La définition de l’objectif – Thérèse Raquin
Peut-il y avoir une suite au récit lorsque le personnage principal a atteint son objectif ?
Nous l’avons vu dans des publications précédentes : pour intéresser vos lecteurs, votre héros doit formuler sans ambiguïté un objectif à atteindre. Faust s’écrit « Je veux la jeunesse » et Ulysse exprime sa volonté de retourner dans sa patrie. Mais si la formulation lance l’action, elle la clôt aussi.
Les comédies romantiques perdent tout leur sel lorsque les protagonistes qui n’avaient cessé de se fuir finissent dans les bras l’un de l’autre. L’objectif est atteint, la vie continue mais l’histoire s’arrête.
Dans Quand Harry rencontre Sally, l’objectif pour nos deux héros n’est pas de coucher ensemble, mais que Harry qu’ils s’avouent amoureux. Aussi l’histoire peut elle continuer lorsque les protagonistes passent une nuits tous les deux. Mais pas lorsque Harry fait sa déclaration.
Thérèse Raquin
Un cas particulièrement intéressant est celui de Thérèse Raquin, un roman écrit par Zola en 1867. Si vous ne l’avez pas lu, attention ce qui va suivre dévoile l’intrigue.
Thérèse a pris l’habitude depuis l’enfance de taire ses goûts et des dégoûts en affichant une apparente placidité. Élevée par sa tante aux côtés de son cousin Camille, chétif et malade, elle finit par l’épouser. Le couple et la tante partent à Paris, s’installent dans une boutique mais Thérèse se sent vite prisonnière de cette vie triste et monotone… jusqu’au jour où elle tombe amoureuse de Laurent, dont le physique et la manières la font frémir. La passion violente qui naît entre eux les pousse à se débarrasser de Camille. Leur objectif : se marier et vivre au grand jour leur passion.

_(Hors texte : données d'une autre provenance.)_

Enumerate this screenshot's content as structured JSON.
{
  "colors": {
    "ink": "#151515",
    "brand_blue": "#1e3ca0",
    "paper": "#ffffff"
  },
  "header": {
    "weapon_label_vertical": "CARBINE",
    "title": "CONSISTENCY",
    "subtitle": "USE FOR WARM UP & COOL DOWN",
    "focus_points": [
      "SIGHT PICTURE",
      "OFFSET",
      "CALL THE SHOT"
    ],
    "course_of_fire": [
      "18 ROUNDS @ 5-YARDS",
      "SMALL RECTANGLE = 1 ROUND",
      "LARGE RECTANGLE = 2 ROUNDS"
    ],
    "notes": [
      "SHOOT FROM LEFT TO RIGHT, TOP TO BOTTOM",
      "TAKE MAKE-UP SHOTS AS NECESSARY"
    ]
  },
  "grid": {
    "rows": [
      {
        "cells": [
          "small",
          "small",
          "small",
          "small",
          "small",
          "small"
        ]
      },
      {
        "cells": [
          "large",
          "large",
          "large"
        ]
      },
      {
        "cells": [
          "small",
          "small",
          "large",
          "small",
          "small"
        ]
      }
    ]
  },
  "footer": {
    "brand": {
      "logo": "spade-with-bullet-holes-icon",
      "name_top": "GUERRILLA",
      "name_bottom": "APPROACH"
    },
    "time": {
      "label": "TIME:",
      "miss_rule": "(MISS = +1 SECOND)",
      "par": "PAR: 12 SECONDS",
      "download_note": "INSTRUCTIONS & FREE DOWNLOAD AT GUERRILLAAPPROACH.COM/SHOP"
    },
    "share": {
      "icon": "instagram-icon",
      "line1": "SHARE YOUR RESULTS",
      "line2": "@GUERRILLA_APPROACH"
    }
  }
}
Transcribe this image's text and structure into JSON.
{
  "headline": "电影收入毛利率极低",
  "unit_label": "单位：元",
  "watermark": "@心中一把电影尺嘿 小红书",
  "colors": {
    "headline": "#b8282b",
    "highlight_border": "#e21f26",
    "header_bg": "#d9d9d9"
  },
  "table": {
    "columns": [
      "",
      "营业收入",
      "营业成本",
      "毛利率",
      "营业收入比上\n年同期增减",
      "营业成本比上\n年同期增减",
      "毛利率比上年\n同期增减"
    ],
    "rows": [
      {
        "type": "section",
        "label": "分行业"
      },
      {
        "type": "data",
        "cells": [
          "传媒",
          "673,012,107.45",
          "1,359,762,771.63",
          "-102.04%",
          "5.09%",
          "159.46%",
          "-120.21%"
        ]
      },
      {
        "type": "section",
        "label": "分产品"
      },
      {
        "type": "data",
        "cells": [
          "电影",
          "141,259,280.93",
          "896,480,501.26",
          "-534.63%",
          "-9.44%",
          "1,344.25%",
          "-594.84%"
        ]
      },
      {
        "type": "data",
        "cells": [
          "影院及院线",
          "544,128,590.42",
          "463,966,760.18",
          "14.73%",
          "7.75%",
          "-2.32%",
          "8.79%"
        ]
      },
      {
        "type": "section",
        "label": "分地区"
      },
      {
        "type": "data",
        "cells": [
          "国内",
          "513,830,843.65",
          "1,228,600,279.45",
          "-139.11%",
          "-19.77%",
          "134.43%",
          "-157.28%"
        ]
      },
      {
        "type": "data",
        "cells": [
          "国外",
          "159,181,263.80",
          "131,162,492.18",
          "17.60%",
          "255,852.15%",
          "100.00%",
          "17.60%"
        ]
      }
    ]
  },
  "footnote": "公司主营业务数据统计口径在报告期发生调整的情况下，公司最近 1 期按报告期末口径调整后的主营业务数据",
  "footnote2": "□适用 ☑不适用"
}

Sauf que… Sauf que leur objectif atteint, enfin mariés officiellement et insoupçonnables du meurtre qu’ils ont commis, ils sont incapables de le vivre pleinement. Zola écrit
« Ils croyaient être avant le meurtre, lorsqu’un obstacle matériel se dressait devant eux. Puis brusquement, ils se rappelaient qu’ils coucheraient ensemble, le soir, dans quelques heures; alors ils se regardaient étonnés, ne comprenaient pas pourquoi cela leur était permis. Ils ne sentaient pas leur union, ils rêvaient au contraire qu’on venait de les écarter violemment et les jeter loin de l’autre ».
Non seulement, les amants criminels n’ont plus d’objectif mais plus d’obstacles non plus. Plus loin, Zola continue :
Laurent, pendant plus de quinze jours, se demanda comment il pourrait bien faire tuer de nouveau Camille.
Et c’est vraiment là tout le génie de Zola que d’avoir fait de l’atteinte même de l’objectif le fruit des tourments des personnages.